Rapidly Built Medical Crash Cart! Lessons Learned and Impacts on High-Stakes Team Collaboration in the Emergency Room
Angelique Taylor, Tauhid Tanjim, Michael J. Sack, Kexin Cheng, Kevin Ching, Jonathan St. George, Thijs Roumen, Malte Jung, Hee Rin Lee
- Year
- 2025
- Citations
- 4
Abstract
Designing robots to support high-stakes teamwork in emergency settings presents unique challenges, including seamless integration into fast-paced environments, facilitating effective communication among team members, and adapting to rapidly changing situations.

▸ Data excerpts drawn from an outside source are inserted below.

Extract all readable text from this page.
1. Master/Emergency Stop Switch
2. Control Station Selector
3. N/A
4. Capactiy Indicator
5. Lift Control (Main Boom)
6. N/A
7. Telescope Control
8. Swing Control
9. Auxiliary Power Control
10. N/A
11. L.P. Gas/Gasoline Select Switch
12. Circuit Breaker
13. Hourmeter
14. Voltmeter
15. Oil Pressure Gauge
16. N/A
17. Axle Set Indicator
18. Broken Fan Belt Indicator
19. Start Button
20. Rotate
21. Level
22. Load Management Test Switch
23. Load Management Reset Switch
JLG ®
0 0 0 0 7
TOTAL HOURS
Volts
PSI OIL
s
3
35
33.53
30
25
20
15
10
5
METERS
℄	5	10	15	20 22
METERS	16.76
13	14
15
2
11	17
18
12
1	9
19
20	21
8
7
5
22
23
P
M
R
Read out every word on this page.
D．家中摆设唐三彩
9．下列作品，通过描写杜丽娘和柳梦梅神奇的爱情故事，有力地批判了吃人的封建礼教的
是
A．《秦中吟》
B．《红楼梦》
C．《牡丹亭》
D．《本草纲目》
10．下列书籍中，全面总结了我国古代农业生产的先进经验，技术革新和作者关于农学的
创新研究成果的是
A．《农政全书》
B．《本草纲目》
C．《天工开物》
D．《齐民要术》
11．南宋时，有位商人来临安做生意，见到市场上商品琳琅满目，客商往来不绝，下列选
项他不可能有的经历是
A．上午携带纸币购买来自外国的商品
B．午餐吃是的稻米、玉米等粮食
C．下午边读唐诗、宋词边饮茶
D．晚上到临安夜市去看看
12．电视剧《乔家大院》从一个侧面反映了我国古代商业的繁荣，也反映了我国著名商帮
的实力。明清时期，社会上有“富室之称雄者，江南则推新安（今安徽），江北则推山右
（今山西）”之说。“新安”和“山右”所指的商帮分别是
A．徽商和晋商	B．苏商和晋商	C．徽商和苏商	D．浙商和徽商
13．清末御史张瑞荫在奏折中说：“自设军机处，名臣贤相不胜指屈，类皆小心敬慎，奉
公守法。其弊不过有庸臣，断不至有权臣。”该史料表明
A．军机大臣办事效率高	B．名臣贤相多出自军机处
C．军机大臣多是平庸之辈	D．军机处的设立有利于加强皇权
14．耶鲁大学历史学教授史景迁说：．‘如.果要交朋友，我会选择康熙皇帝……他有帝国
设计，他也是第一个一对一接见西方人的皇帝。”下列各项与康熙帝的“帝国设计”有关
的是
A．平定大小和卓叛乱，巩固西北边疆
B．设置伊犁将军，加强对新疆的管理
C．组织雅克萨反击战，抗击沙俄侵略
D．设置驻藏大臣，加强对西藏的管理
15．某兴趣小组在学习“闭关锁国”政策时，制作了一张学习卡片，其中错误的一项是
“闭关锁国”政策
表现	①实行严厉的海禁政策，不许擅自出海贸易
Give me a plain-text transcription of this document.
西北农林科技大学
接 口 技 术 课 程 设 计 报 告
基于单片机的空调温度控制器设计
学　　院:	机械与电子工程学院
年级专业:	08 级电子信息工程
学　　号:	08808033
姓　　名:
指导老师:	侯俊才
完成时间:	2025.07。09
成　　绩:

While teleoperated robots have been successfully used in high-stakes domains such as firefighting and space exploration, autonomous robots that aid high-stakes teamwork remain underexplored. To address this gap, we conducted a rapid prototyping process to develop a series of seemingly autonomous robots designed to assist clinical teams in the Emergency Room. We transformed a standard crash cart-which stores medical equipment and emergency supplies into a medical robotic crash cart (MCCR). The MCCR was evaluated through field deployments to assess its impact on team workload and usability, identified taxonomies of failure, and refined the MCCR in collaboration with healthcare professionals. Our work advances the understanding of robot design for high-stakes, time-sensitive settings, providing insights into useful MCCR capabilities and considerations for effective human-robot collaboration. By publicly disseminating our MCCR tutorial, we hope to encourage HRI researchers to explore the design of robots for high-stakes teamwork.